Her journalism career culminated in an assignment as White House correspondent for Gannett News Service during the Clinton Administration. As part of the White House press pool, Deborah traveled with the president and covered the processes, politics and “ground effects” of the administration’s policies and actions.
Upon leaving the White House beat, Deborah accepted a fellowship from the Joan Shorenstein Center on Press, Politics and Public Policy at Harvard University, where she researched and authored a case study on the media’s response to the racial dynamics imbedded in the controversial presidential election of 2000. Her study, “No Seat at the Table,” was published by Harvard’s John F. Kennedy School of Government.
As Communications Director for the Public Justice Foundation, which supports a national public interest law firm, Deborah managed media relations, editorial projects, website design, video production, and social media management, and was a member of the Foundation’s management team. She produced the organization’s annual meeting and gala programs, securing former President Bill Clinton as keynote speaker on one such occasion. Deborah helped raise Public Justice’s stature on the public stage, with high-profile placements in the country’s major news outlets. Working with the law firm’s attorneys, she specialized in translating complicated legal cases into stories and reports that appealed to general audiences.

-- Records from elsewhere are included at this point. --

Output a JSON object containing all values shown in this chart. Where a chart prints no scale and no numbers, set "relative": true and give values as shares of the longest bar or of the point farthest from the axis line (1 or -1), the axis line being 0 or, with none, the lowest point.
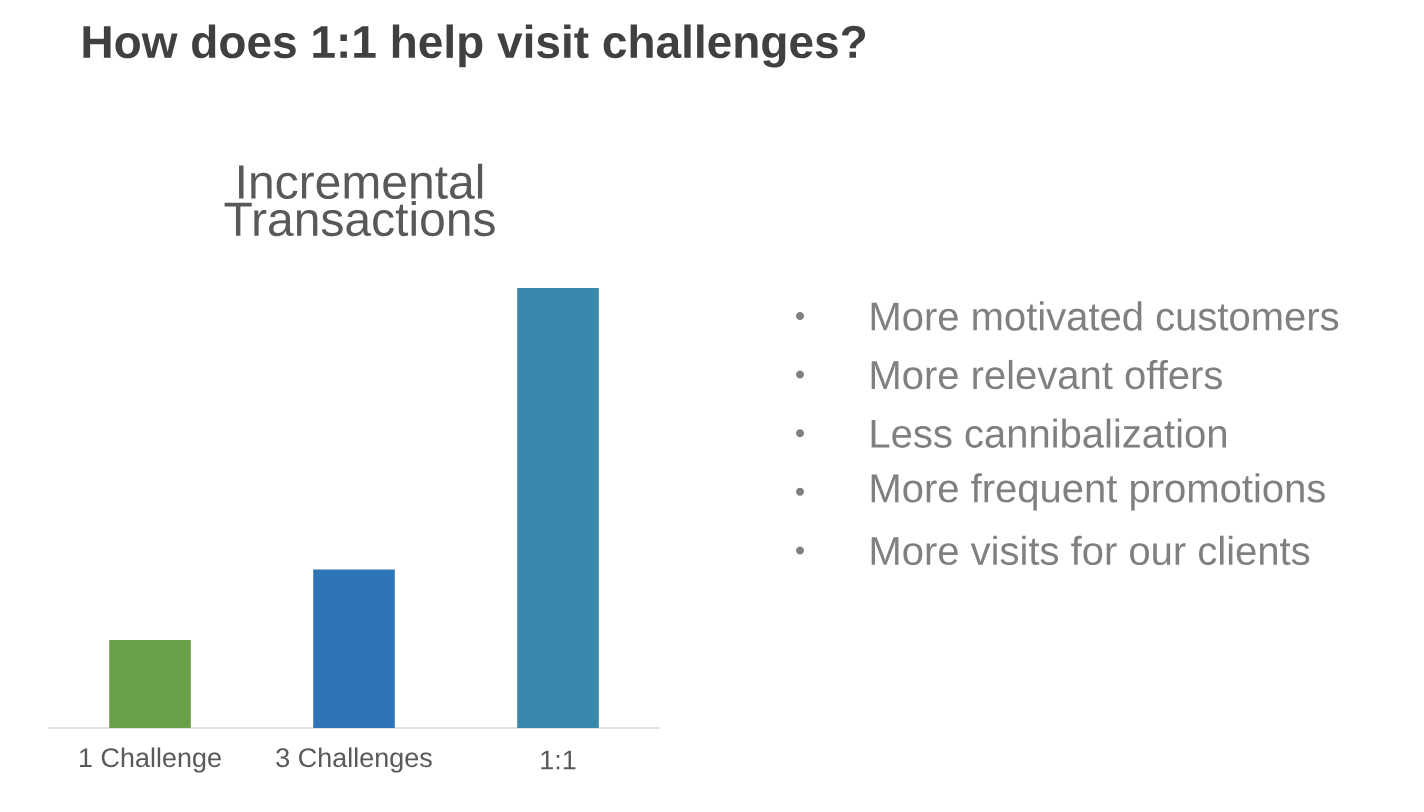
{
  "chart_data": {
    "type": "bar",
    "title": "How does 1:1 help visit challenges?",
    "subtitle": "Incremental Transactions",
    "categories": [
      "1 Challenge",
      "3 Challenges",
      "1:1"
    ],
    "values": [
      0.2,
      0.36,
      1
    ],
    "colors": [
      "#68a047",
      "#2e75b6",
      "#3b88ad"
    ],
    "relative": true,
    "annotations": [
      "More motivated customers",
      "More relevant offers",
      "Less cannibalization",
      "More frequent promotions",
      "More visits for our clients"
    ]
  }
}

Prior to her tenure at Public Justice, Deborah was vice president of media and communications for an African trade consulting firm and traveled frequently to the continent. Then, to cap off her journalism career, she became an associate professor at Northwestern University’s distinguished Medill School of Journalism, teaching political reporting to graduate-level students at Medill’s Washington, D.C. campus. Deborah was also managing editor of Medill’s Washington bureau.
In a bow to her love of writing, Deborah has researched and/or edited educational and non-fiction trade books for a number of publishing companies and authors. She has written five non-fiction books of her own, debuting with the acclaimed “Yet A Stranger: Why Black Americans Still Don’t Feel at Home” (Warner, 2002). Deborah is also a popular motivational speaker and socio-political commentator.